The movie has one huge flaw, which in any other film would have been a fatal one. The entire cast, with one exception, is dull, more wooden than a Keanu Reeves convention. Farley Granger gives a performance worthy of Orlando Bloom as our protagonist; he's a passive, emasculated wimp who is thrown around by the plot, and it's really hard to care much for or about him. Ruth Roman is stiff while Leo G. Carroll has nothing to do - only Patricia Hitchcock as Roman's smart aleck sister provides any levity. But fortunately, there is one truly exceptional performance to ballast this weak spot - Robert Walker as Bruno Anthony.

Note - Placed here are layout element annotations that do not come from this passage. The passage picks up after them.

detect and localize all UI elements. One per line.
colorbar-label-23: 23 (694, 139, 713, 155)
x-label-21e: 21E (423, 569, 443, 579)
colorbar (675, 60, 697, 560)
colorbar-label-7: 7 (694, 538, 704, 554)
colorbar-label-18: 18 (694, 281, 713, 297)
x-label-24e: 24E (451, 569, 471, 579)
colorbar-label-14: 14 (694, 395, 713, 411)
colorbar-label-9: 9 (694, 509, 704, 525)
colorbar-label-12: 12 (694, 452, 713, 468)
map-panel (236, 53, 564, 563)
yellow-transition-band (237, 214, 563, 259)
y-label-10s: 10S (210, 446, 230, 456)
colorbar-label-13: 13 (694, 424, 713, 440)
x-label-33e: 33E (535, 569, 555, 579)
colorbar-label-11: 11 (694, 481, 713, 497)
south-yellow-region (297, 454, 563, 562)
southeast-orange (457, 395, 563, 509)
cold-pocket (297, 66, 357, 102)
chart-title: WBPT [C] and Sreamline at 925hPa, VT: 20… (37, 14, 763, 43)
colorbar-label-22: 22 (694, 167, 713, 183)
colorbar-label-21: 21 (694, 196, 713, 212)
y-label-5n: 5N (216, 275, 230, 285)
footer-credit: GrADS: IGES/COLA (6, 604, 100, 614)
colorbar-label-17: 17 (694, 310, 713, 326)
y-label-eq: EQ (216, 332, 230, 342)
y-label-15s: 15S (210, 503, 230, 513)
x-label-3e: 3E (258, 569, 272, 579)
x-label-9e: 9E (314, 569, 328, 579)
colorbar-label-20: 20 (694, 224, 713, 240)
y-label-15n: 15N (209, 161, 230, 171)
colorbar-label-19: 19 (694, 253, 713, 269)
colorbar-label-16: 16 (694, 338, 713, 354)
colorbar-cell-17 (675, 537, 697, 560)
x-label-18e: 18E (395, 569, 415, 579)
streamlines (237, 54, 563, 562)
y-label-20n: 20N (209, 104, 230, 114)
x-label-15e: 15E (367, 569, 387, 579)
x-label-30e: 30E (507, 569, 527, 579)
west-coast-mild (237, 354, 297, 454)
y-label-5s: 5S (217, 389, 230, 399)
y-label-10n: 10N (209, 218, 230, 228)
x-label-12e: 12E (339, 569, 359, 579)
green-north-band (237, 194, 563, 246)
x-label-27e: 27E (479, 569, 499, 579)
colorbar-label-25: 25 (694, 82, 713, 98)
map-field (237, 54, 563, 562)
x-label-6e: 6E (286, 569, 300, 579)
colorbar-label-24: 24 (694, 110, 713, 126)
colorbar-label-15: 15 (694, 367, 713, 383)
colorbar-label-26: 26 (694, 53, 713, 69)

Bruno Anthony is truly one of Hitchcock's great creations. Superficially charming, yet immediately giving off a disturbing vibe, he's an unsettling character from the get-go. Many critics have read a homosexual subtext into Bruno's character - his voice and mannerisms, his affection towards Guy, his relationship with his mother - which I think has some degree of merit, but for one who is sick to his gallbladder of Criticspeak, it's much more important that he's a psychopath. The murder scene - where he stalks Miriam through with the expressionless determination of The Terminator - is genuinely chilling, as are the scenes of him watching Guy from a distance, or in a crowd. His machinations are clearly the product of a sick mind, and the fact that he genuinely believes what he's doing is, if not right, then certainly nothing unusual. He is a villain who is grimly determined and can't be escaped, can't be stopped, can't be negotiated with - a genuine psychopath. Hitchcock did villains very well - Judith Anderson in Rebecca, Joseph Cotten in Shadow of a Doubt, Claude Rains in Notorious, James Mason in North by Northwest, Barry Foster in Frenzy, and of course Anthony Perkins in Psycho - but none of those great characters quite match the psychotic genius of Bruno Anthony.
Robert Walker was an up-and-coming 32 year old actor, with an established screen image as a pretty boy romantic lead. For Hitchcock to cast him as a psychotic murderer was quite an audacious feat. It's a horrible shame that Walker died so shortly after the film's release, for he gives a pitch-perfect performance, capturing Bruno's nuances and slowly revealing him for the psychopath he is while maintaining an unsettling charm. In a film so bereft of interesting protagonists, it wouldn't be hard for even an adequate villain to steal the show; but Walker's performance certainly transcends that. It's an amazing performance from top to bottom, one of the most compelling screen villains in cinema history, and truly one of the best performances period.
Strangers on a Train is not a perfect film, but like its director, it does what it does better than pretty much any other movie. It's Hitchcock at his best, and you can't get much better than that.